Tuesday, 14 January 2020: 10:30 AM
206B (Boston Convention and Exhibition Center)
M. Joan Alexander, NorthWest Research Associates, Boulder, CO; and L. A. Holt, L. Coy, and W. M. Putman

Orographic gravity wave drag is a key process in the winter stratosphere that controls temperature and wind biases in global chemistry-climate models. Without orographic gravity wave drag, such models would have cold temperature and westerly wind biases that would result in major errors in the timing and strength of seasonal ozone depletion. Because gravity waves remain unresolved at today’s chemistry-climate model resolutions, parameterizations of orographic gravity wave drag are tuned to control these biases. The tuning has remained stubbornly difficult to constrain using observations. Global, high-resolution, and 3-dimensional observations are needed to constrain the gravity wave fluxes that drive the drag forces, while observing the drag itself is essentially impossible. Hope lies in utilizing very high-resolution models whose gravity waves are carefully constrained by multiple satellite sensors.

Our work utilizes very high-resolution forecast and assimilation models developed at the Global Modeling and Assimilation Office (GMAO) at NASA’s Goddard Space Flight Center, combined with NASA observations from three satellite instruments: High Resolution Dynamics Limb Sounder (HIRDLS), Microwave Limb Sounder (MLS), and Atmospheric Infrared Sounder (AIRS). Each sensor observes different components of a wave event at similar but different times. Waves in southern hemisphere winter are relatively easy to observe, and have been reported in many studies in the literature. Northern hemisphere waves are in contrast more difficult to observe due to the much higher variability in wind conditions and wave observability, but focusing on these events offers an opportunity to study wave-mean flow interactions in greater detail.
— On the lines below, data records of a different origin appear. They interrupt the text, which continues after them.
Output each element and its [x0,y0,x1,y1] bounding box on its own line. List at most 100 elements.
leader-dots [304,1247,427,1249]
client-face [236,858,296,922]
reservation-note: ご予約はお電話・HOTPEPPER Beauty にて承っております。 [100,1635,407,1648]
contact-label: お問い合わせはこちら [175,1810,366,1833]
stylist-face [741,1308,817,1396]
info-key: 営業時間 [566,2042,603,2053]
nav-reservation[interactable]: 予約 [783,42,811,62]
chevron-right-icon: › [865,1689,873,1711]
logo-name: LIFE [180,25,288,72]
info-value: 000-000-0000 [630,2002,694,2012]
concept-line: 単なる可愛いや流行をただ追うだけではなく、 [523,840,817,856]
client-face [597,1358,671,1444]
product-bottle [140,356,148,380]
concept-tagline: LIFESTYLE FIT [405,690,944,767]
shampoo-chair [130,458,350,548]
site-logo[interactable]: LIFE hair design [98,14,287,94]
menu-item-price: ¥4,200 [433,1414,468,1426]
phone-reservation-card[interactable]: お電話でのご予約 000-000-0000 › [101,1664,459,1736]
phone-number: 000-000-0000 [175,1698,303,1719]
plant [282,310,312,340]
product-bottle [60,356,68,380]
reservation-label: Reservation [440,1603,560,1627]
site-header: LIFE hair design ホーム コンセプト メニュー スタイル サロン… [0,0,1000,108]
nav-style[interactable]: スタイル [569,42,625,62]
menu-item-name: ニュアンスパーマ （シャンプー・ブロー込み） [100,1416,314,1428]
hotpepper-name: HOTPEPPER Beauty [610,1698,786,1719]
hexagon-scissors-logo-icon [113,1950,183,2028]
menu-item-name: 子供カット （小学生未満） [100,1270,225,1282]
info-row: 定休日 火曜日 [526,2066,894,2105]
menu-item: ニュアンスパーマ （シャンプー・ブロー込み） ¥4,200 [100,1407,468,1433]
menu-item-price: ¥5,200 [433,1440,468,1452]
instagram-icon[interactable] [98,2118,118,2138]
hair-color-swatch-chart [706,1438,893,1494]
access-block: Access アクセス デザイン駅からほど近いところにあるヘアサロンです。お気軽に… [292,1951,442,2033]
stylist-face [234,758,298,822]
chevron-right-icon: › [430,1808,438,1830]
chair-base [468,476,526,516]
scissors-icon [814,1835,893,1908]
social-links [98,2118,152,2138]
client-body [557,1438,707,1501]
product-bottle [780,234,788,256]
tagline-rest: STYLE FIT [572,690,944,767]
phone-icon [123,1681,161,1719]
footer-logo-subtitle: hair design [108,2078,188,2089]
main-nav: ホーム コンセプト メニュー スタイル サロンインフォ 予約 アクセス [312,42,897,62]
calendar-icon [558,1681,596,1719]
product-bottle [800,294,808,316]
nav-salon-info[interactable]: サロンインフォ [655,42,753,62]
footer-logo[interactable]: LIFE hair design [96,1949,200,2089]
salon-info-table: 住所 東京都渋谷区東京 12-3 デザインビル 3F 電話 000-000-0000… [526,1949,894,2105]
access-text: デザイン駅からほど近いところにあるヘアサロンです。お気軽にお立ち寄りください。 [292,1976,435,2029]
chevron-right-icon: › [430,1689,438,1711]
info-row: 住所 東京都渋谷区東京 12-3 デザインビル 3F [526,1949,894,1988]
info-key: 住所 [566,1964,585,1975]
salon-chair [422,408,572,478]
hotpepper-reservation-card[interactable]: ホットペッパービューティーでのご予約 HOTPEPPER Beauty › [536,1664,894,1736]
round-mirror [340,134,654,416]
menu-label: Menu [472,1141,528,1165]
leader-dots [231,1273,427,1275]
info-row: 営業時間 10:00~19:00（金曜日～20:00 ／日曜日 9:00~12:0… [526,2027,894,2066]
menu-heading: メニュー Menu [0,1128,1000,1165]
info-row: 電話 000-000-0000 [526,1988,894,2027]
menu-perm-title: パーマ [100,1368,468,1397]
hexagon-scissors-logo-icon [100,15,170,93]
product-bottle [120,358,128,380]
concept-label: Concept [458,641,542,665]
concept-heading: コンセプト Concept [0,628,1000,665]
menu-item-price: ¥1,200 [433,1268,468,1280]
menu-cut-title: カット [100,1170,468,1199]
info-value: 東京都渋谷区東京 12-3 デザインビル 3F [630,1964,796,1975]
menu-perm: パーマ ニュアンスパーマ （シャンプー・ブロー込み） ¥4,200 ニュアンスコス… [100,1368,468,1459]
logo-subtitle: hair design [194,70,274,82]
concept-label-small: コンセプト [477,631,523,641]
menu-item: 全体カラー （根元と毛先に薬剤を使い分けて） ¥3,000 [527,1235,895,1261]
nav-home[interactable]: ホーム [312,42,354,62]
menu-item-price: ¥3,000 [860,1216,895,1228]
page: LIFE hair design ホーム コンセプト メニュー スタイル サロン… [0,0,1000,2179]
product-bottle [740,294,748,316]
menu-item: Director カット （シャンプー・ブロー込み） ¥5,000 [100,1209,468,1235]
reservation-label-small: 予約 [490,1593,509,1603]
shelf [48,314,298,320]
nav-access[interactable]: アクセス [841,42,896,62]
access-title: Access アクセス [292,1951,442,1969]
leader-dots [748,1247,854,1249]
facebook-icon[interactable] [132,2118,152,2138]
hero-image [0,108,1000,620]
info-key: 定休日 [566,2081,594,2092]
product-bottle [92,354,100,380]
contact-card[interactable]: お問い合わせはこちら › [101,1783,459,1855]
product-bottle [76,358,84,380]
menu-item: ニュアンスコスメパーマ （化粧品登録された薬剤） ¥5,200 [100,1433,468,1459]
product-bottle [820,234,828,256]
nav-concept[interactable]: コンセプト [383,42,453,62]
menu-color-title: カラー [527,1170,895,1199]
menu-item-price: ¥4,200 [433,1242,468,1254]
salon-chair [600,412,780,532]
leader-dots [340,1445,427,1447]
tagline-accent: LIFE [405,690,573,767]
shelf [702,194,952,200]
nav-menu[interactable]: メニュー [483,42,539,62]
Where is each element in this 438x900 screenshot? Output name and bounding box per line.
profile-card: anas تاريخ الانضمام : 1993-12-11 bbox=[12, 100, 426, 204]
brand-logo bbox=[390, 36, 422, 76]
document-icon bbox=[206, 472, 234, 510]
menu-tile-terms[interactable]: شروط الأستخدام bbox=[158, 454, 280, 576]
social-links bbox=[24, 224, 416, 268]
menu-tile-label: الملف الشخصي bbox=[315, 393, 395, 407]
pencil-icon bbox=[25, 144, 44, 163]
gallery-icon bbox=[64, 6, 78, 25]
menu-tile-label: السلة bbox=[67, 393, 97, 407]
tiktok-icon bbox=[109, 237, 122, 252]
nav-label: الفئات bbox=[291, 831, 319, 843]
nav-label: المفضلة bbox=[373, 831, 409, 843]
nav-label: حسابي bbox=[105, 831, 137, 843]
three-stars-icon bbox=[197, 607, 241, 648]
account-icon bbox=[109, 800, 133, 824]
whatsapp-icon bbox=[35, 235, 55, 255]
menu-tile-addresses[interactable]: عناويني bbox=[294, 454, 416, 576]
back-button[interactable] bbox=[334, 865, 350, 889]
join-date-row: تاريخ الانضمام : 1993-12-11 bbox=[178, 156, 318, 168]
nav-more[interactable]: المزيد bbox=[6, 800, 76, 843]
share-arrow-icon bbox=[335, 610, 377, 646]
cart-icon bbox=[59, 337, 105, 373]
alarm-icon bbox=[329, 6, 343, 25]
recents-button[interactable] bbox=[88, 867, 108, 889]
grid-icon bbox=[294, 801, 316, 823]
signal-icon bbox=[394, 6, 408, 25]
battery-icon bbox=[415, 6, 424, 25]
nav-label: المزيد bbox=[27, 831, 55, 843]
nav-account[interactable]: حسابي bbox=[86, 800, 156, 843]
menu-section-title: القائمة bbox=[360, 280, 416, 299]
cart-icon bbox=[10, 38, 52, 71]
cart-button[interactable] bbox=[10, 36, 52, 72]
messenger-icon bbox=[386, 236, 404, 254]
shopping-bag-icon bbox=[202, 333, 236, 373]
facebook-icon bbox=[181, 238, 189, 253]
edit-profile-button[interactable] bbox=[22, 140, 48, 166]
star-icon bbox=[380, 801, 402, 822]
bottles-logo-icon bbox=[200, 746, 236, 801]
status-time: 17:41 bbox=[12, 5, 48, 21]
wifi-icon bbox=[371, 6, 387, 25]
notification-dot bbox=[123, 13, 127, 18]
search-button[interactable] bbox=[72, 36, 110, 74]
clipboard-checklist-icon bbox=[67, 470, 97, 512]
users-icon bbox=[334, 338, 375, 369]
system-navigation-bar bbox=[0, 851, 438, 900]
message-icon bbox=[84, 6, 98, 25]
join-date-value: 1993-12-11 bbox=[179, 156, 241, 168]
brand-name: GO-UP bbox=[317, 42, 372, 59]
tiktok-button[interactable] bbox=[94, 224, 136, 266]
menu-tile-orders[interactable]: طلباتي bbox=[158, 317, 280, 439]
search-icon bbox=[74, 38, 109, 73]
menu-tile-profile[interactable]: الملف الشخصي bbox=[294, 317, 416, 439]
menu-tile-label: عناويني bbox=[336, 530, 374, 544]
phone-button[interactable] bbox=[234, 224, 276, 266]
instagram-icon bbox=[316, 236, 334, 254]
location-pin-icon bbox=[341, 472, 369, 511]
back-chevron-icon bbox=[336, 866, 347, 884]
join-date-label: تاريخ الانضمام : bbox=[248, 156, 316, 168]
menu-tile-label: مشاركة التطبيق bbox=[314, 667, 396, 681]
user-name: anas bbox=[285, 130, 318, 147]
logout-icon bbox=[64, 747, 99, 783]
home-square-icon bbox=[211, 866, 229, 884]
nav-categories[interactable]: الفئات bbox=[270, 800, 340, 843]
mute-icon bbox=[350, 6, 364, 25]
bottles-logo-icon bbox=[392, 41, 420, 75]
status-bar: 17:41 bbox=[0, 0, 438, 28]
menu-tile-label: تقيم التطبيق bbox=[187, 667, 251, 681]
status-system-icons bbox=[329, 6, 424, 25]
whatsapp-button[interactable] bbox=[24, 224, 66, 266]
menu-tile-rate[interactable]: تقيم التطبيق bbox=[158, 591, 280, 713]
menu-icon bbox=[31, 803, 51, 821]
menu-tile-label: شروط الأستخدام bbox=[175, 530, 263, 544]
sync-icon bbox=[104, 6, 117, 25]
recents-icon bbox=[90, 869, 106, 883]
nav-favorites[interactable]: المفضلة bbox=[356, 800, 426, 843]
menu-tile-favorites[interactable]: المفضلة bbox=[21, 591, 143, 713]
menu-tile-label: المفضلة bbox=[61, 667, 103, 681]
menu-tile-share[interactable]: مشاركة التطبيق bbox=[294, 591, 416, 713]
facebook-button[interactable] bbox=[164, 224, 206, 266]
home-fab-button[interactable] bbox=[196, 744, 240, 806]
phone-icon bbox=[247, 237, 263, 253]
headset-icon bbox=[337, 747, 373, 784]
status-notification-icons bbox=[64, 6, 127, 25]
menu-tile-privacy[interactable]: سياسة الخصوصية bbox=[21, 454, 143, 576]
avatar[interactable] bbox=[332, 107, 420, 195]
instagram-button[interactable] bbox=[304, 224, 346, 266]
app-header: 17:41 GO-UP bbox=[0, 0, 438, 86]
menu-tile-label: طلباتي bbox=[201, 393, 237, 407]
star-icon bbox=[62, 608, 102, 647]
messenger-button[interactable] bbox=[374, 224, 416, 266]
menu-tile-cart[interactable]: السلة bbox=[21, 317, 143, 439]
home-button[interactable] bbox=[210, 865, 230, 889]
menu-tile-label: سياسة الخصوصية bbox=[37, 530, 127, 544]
We describe a case study of a 10-day series of orographic waves above Norway. Both observations and high-resolution simulations display clear 3-day variability in wave momentum fluxes in this period. Our study disentangles wind effects on wave visibility from wave effects on the mean flow and derives new and tighter constraints on gravity wave drag in the stratosphere during these events. Previous work highlighted how stronger orographic gravity wave drag in global models leads to compensation in Rossby wave drag and little net change in zonal-mean drag or mean-meridional transport. However, the mixing effects of gravity waves and Rossby waves are quite different. Our results provide new insights for vertical and latitudinal mixing during orographic gravity wave breaking events.